Personal information
- Born: 4 July 1944 (age 81) Leipzig, Germany
- Height: 1.71 m (5 ft 7 in)
- Weight: 64 kg (141 lb)

Sport
- Sport: Swimming
- Club: SC DHfK, Leipzig

Medal record
Women's swimming
Representing East Germany
Swimming
Summer Olympics
| Bronze medal – third place | 1960 Rome | 4 × 100 m freestyle relay |
European Championships
| Gold medal – first place | 1962 Leipzig | 4 × 100 m medley |
| Gold medal – first place | 1962 Leipzig | 100 m freestyle |
| Silver medal – second place | 1966 Utrecht | 400 m medley |

= Heidi Pechstein =

East German swimmer (born 1944)

Heidi Pechstein (later Kunze, born 4 July 1944 in Leipzig) is a German former swimmer. She competed in the 1960 and 1964 Summer Olympics and won a bronze medal in the 4 × 100 m freestyle relay in 1960. In 1964 she finished sixth with the German team in the same event.

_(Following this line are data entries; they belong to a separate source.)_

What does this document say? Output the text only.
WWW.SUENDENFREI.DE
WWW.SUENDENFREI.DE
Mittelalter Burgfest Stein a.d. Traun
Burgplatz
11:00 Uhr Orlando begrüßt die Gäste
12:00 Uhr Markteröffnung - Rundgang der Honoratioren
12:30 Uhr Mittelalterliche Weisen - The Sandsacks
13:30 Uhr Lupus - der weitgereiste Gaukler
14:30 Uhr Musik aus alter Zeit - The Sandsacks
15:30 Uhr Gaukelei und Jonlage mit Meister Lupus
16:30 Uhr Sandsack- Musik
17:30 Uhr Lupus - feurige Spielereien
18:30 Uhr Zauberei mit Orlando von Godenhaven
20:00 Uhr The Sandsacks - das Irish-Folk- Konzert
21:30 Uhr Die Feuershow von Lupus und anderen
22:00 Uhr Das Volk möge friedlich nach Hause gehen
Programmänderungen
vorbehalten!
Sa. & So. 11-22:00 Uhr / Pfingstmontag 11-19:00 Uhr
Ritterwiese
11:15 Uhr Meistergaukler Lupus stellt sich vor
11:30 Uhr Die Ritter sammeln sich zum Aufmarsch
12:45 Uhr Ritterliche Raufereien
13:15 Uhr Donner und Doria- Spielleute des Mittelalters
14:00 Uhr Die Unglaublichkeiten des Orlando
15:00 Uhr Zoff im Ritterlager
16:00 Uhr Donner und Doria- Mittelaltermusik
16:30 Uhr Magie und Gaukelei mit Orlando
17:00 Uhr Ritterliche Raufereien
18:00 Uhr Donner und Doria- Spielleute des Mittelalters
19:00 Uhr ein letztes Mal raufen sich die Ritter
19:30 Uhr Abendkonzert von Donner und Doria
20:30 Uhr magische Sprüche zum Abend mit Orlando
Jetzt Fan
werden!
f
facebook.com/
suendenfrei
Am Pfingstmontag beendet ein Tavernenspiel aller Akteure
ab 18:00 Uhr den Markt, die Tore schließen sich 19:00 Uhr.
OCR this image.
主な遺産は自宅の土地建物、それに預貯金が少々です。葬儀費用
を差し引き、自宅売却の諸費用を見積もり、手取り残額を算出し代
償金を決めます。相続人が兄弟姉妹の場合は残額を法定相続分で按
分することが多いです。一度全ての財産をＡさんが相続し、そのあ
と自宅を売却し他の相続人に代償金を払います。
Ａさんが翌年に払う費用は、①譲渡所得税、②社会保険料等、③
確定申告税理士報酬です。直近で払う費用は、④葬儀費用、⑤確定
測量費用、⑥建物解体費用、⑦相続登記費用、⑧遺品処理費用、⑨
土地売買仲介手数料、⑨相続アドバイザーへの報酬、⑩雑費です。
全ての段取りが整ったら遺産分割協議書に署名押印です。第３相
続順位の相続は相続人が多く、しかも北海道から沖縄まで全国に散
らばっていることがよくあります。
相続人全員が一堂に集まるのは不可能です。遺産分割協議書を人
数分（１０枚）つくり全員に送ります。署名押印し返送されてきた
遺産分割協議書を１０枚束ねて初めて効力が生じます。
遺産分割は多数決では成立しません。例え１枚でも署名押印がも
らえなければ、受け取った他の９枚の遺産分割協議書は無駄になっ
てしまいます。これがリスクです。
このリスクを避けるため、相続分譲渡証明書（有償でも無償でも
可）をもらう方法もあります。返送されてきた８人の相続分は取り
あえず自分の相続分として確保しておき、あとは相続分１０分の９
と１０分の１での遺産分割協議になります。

At the 1962 European Aquatics Championships, she won a gold medal in the 4 × 100 m medley relay, setting the new world record. For this achievement, the relay team members were named German Sportspersonalities of the Year in the team category in 1962. Individually, Pechstein won a gold medal in the 100 m freestyle at the same championships and a silver medal in the 400 m medley four years later.